Last week’s strikes caused no disruption involving three lift operators in Courchevel and four in Les Menuires – Andrei Pungovschi/Bloomberg

Two of the UK’s biggest ski tour operators, Inghams and Crystal Ski Holidays, told the Telegraph they were monitoring the situation and contacting visitors staying in the affected areas.

Melvin Westlake, head of Inghams Winter Product, commented: “At this stage, we are awaiting more information with details of the suggested strikes and their impact on our French ski resorts. We understand that this may only take one day and that this may not apply to all French resorts or all lifts. We will do our best to inform our guests if there will be any disruption on this date and of course this only applies to our guests staying at our French resorts.”

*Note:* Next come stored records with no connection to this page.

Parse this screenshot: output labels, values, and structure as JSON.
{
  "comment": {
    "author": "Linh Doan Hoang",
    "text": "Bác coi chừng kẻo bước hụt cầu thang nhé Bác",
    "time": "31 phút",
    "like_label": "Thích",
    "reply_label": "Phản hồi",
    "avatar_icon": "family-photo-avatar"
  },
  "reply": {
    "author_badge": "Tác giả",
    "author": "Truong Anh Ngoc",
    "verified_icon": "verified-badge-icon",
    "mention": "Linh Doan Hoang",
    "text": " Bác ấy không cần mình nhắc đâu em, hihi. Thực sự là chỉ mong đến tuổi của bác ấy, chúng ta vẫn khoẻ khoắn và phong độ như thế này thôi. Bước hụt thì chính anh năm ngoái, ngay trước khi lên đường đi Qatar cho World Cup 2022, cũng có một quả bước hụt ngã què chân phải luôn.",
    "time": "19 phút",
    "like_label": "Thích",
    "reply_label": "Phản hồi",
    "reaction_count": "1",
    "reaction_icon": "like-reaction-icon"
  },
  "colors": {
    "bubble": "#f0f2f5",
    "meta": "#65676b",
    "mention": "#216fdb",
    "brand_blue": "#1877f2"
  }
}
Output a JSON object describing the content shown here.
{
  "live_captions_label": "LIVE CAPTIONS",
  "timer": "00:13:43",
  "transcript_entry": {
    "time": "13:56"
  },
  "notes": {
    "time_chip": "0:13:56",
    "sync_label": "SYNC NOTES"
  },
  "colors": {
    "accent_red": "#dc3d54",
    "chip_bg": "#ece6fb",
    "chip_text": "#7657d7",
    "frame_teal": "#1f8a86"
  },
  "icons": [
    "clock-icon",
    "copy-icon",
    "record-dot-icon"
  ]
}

A spokesperson for Crystal Ski Holidays said: “We are aware of a potential strike by ski lift operators in February. We are working with our partners at our centers to understand the impact so we can help mitigate disruption where possible. We will be in direct contact with customers who are traveling to France during this time to keep them updated.”

Frequently asked questions

When will strikes take place in French ski resorts?

The strikes will start next Tuesday (January 31). While it has been widely reported that “unlimited” strike notices were filed in February, including over the holiday period, so far January 31 is the only planned day of action – and few elevator operators are expected to attend.

“In short, there will be no difficulties for skiers, except maybe the odd pitch on January 31,” says Schouller.

Which centers will be affected?

It is not yet known which resorts or lifts will be involved in the strike action – talks are ongoing and operators will be in contact with all travelers who may be affected.

Will my skiing holiday be cancelled?

Operators and resorts are happy to assure holidaymakers that the reported strike action will not affect ski holidays.

“At Peak Retreats, we have been assured by all our major partners that there will be no disruption to skiers,” says Schouller.

However, in the unlikely event of developments and more strikes resulting in visitors not being able to ski or completing their holiday under standard conditions, if your tour is part of a package, your operator will likely transfer you to a ski resort skiing or offer a refund. If you booked yourself you should check with individual suppliers and airlines and check your travel insurance, however few policies are likely to cover a strike.